12.4 Full example session (pseudo-wire)

→ POST /public/api/v1/webrtc/inboxes/9/voice_token
  { "device_platform": "ios", "device_id": "..." }
← 200 { "token": "eyJ...", "source_id": "...", "pubsub_token": "...",
       "ice_servers": [...], "ice_servers_expires_at": ... }

→ POST /public/api/v1/webrtc/calls
  Authorization: Bearer eyJ...
← 200 { "call_sid": "wrtc_abc", "signaling_channel": "voice_call_wrtc_abc",
       "ice_servers": [...], ... }

→ WebSocket connect wss://chatwoot.example.com/cable
← { "type": "welcome" }

→ { "command": "subscribe",
    "identifier": "{\"channel\":\"VoiceSignalingChannel\",
                     \"call_sid\":\"wrtc_abc\",
                     \"token\":\"eyJ...\",\"role\":\"contact\"}" }
← { "identifier": "...", "type": "confirm_subscription" }

→ { "command": "message", "identifier": "...",
    "data": "{\"action\":\"receive\",\"type\":\"offer\",\"sdp\":\"v=0\\r\\n...\"}" }

                                              [agent accepts via dashboard]
                                              [agent subscribes with role: agent]

← { "identifier": "...", "message": {
      "type": "call_unavailable",
      "payload": { "accepted_by_agent_id": 42 },
      "from": { "kind": "server", "id": 0 },
      "call_sid": "wrtc_abc"
  }}

[contact ignores terminally; re-sends cached offer once if still ringing]

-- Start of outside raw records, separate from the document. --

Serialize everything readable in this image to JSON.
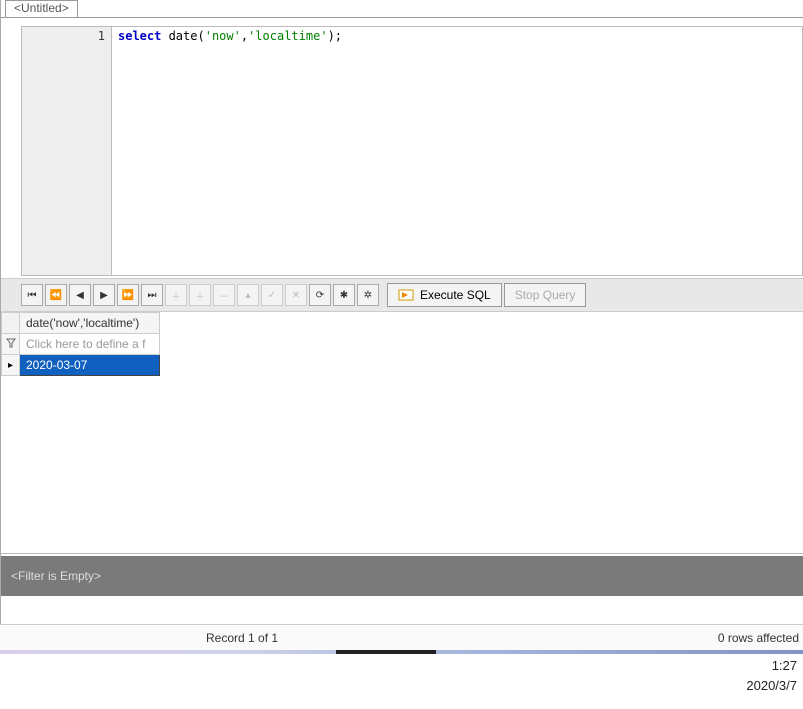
{
  "tab": {
    "title": "<Untitled>"
  },
  "editor": {
    "line_number": "1",
    "tok_select": "select",
    "tok_date": " date(",
    "tok_str1": "'now'",
    "tok_comma": ",",
    "tok_str2": "'localtime'",
    "tok_end": ");"
  },
  "toolbar": {
    "execute_label": "Execute SQL",
    "stop_label": "Stop Query"
  },
  "results": {
    "header": "date('now','localtime')",
    "filter_placeholder": "Click here to define a f",
    "row_marker": "▸",
    "filter_marker": "🝖",
    "value": "2020-03-07"
  },
  "filter_bar": {
    "text": "<Filter is Empty>"
  },
  "status": {
    "record": "Record 1 of 1",
    "rows": "0 rows affected"
  },
  "clock": {
    "time": "1:27",
    "date": "2020/3/7"
  }
}
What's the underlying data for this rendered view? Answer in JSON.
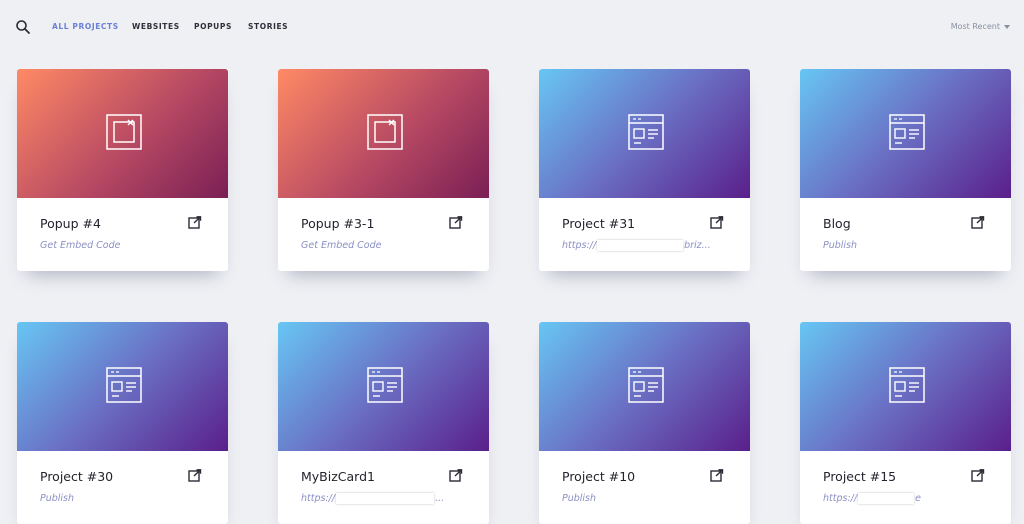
{
  "nav": {
    "tabs": [
      {
        "label": "ALL PROJECTS",
        "active": true
      },
      {
        "label": "WEBSITES",
        "active": false
      },
      {
        "label": "POPUPS",
        "active": false
      },
      {
        "label": "STORIES",
        "active": false
      }
    ],
    "sort_label": "Most Recent"
  },
  "colors": {
    "accent": "#6b7fd6",
    "subtitle": "#8b8fc4",
    "background": "#eef0f4"
  },
  "icons": {
    "search": "search-icon",
    "popup": "popup-window-icon",
    "website": "website-layout-icon",
    "external": "external-link-icon",
    "sort": "caret-down-icon"
  },
  "cards": [
    {
      "title": "Popup #4",
      "kind": "popup",
      "sub": "Get Embed Code"
    },
    {
      "title": "Popup #3-1",
      "kind": "popup",
      "sub": "Get Embed Code"
    },
    {
      "title": "Project #31",
      "kind": "website",
      "sub_prefix": "https://",
      "sub_suffix": "briz..."
    },
    {
      "title": "Blog",
      "kind": "website",
      "sub": "Publish"
    },
    {
      "title": "Project #30",
      "kind": "website",
      "sub": "Publish"
    },
    {
      "title": "MyBizCard1",
      "kind": "website",
      "sub_prefix": "https://",
      "sub_suffix": "..."
    },
    {
      "title": "Project #10",
      "kind": "website",
      "sub": "Publish"
    },
    {
      "title": "Project #15",
      "kind": "website",
      "sub_prefix": "https://",
      "sub_suffix": "e"
    }
  ]
}
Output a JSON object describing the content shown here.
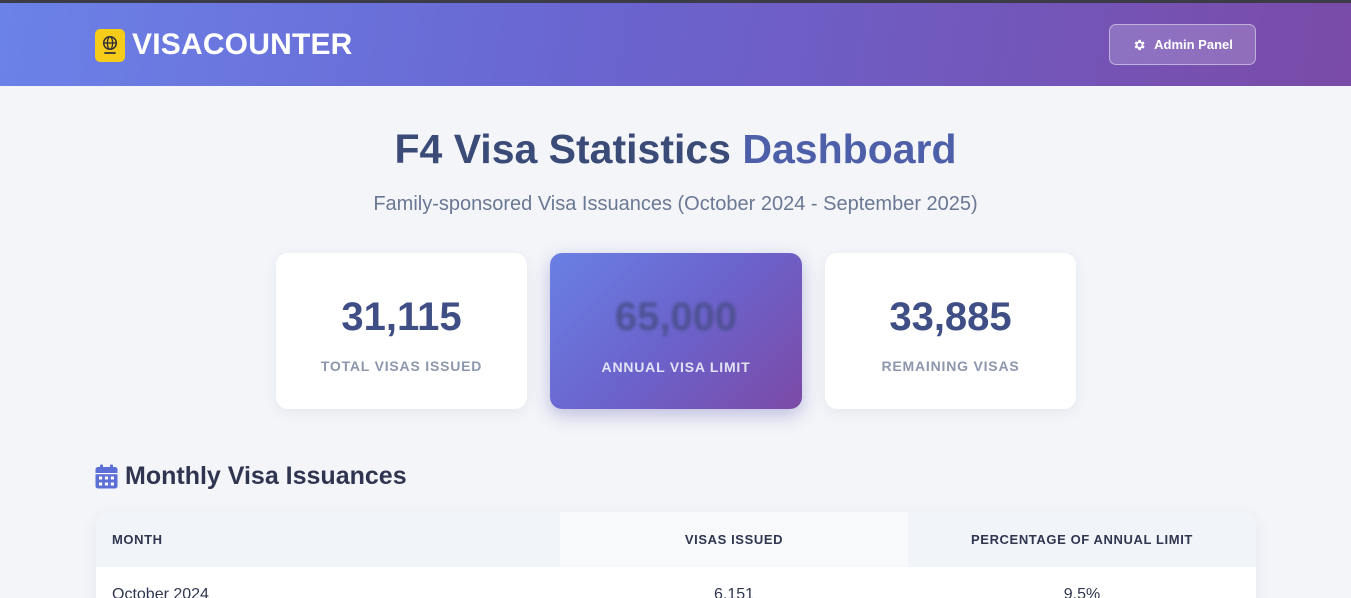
{
  "header": {
    "brand": "VISACOUNTER",
    "admin_button": "Admin Panel"
  },
  "hero": {
    "title_part1": "F4 Visa Statistics",
    "title_part2": "Dashboard",
    "subtitle": "Family-sponsored Visa Issuances (October 2024 - September 2025)"
  },
  "stats": [
    {
      "value": "31,115",
      "label": "TOTAL VISAS ISSUED"
    },
    {
      "value": "65,000",
      "label": "ANNUAL VISA LIMIT"
    },
    {
      "value": "33,885",
      "label": "REMAINING VISAS"
    }
  ],
  "monthly": {
    "title": "Monthly Visa Issuances",
    "columns": [
      "MONTH",
      "VISAS ISSUED",
      "PERCENTAGE OF ANNUAL LIMIT"
    ],
    "rows": [
      {
        "month": "October 2024",
        "visas": "6,151",
        "percent": "9.5%"
      }
    ]
  },
  "colors": {
    "header_start": "#6b82e8",
    "header_end": "#7a4ba8",
    "logo_badge": "#f5cc1a",
    "title": "#3b4b78",
    "accent": "#4d5fa8"
  },
  "icons": {
    "logo": "passport-globe-icon",
    "admin": "gear-icon",
    "section": "calendar-icon"
  }
}
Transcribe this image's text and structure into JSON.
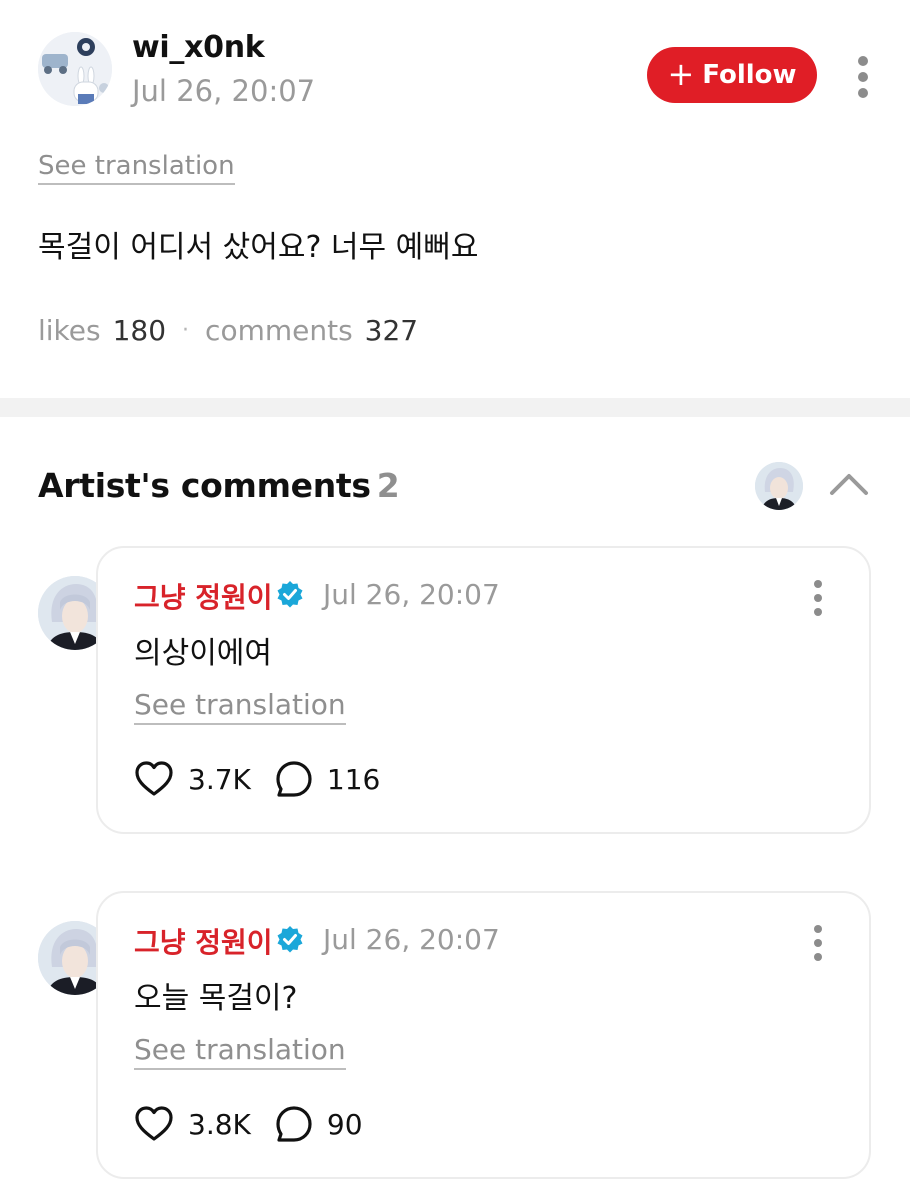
{
  "post": {
    "username": "wi_x0nk",
    "timestamp": "Jul 26, 20:07",
    "follow_label": "Follow",
    "see_translation": "See translation",
    "body": "목걸이 어디서 샀어요? 너무 예뻐요",
    "likes_label": "likes",
    "likes_count": "180",
    "comments_label": "comments",
    "comments_count": "327"
  },
  "artist_comments": {
    "title": "Artist's comments",
    "count": "2",
    "items": [
      {
        "name": "그냥 정원이",
        "timestamp": "Jul 26, 20:07",
        "text": "의상이에여",
        "see_translation": "See translation",
        "likes": "3.7K",
        "replies": "116"
      },
      {
        "name": "그냥 정원이",
        "timestamp": "Jul 26, 20:07",
        "text": "오늘 목걸이?",
        "see_translation": "See translation",
        "likes": "3.8K",
        "replies": "90"
      }
    ]
  },
  "colors": {
    "follow_button": "#e01e26",
    "artist_name": "#d8232a",
    "verified_badge": "#1ba7d9"
  },
  "icons": [
    "more-vertical-icon",
    "plus-icon",
    "chevron-up-icon",
    "verified-badge-icon",
    "heart-icon",
    "comment-bubble-icon"
  ]
}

→ { "command": "message", "identifier": "...",
    "data": "{\"action\":\"receive\",\"type\":\"offer\",\"sdp\":\"v=0\\r\\n...\"}" }

← { "identifier": "...", "message": {
      "type": "answer",
      "payload": { "sdp": "v=0\r\n..." },
      "from": { "kind": "agent", "id": 42 },
      "call_sid": "wrtc_abc"
  }}

→ { "command": "message", ..., "data": "{\"action\":\"receive\",
                                          \"type\":\"ice-candidate\",
                                          \"candidate\": {...}}" }
← { ..., "message": { "type": "ice-candidate", "payload": {...},
                       "from": { "kind": "agent", ... }, ... }}

[peer connection connects — audio flows]

→ POST /public/api/v1/webrtc/calls/wrtc_abc/status
  Authorization: Bearer eyJ...
  { "status": "connected" }                    ← records connected_at;
← 200 { "ok": true, "call_status": "in-progress" }   prevents 20s connect_timeout

[user taps hangup]

→ { "command": "message", ..., "data": "{\"action\":\"receive\",
                                          \"type\":\"hangup\",
                                          \"reason\":\"user-ended\"}" }

→ POST /public/api/v1/webrtc/calls/wrtc_abc/status
  Authorization: Bearer eyJ...
  { "status": "completed" }
← 200 { "ok": true, "call_status": "completed" }

→ WebSocket close

Feedback & Questions

This document should track reality. If you find the SDK behaving differently than described here, treat it as either an SDK bug or a docs bug — read the referenced code, determine which, and fix the smaller of the two.

For changes that affect the wire protocol (e.g. a new signaling message type, changed claim structure, new endpoint), update this guide in the same PR.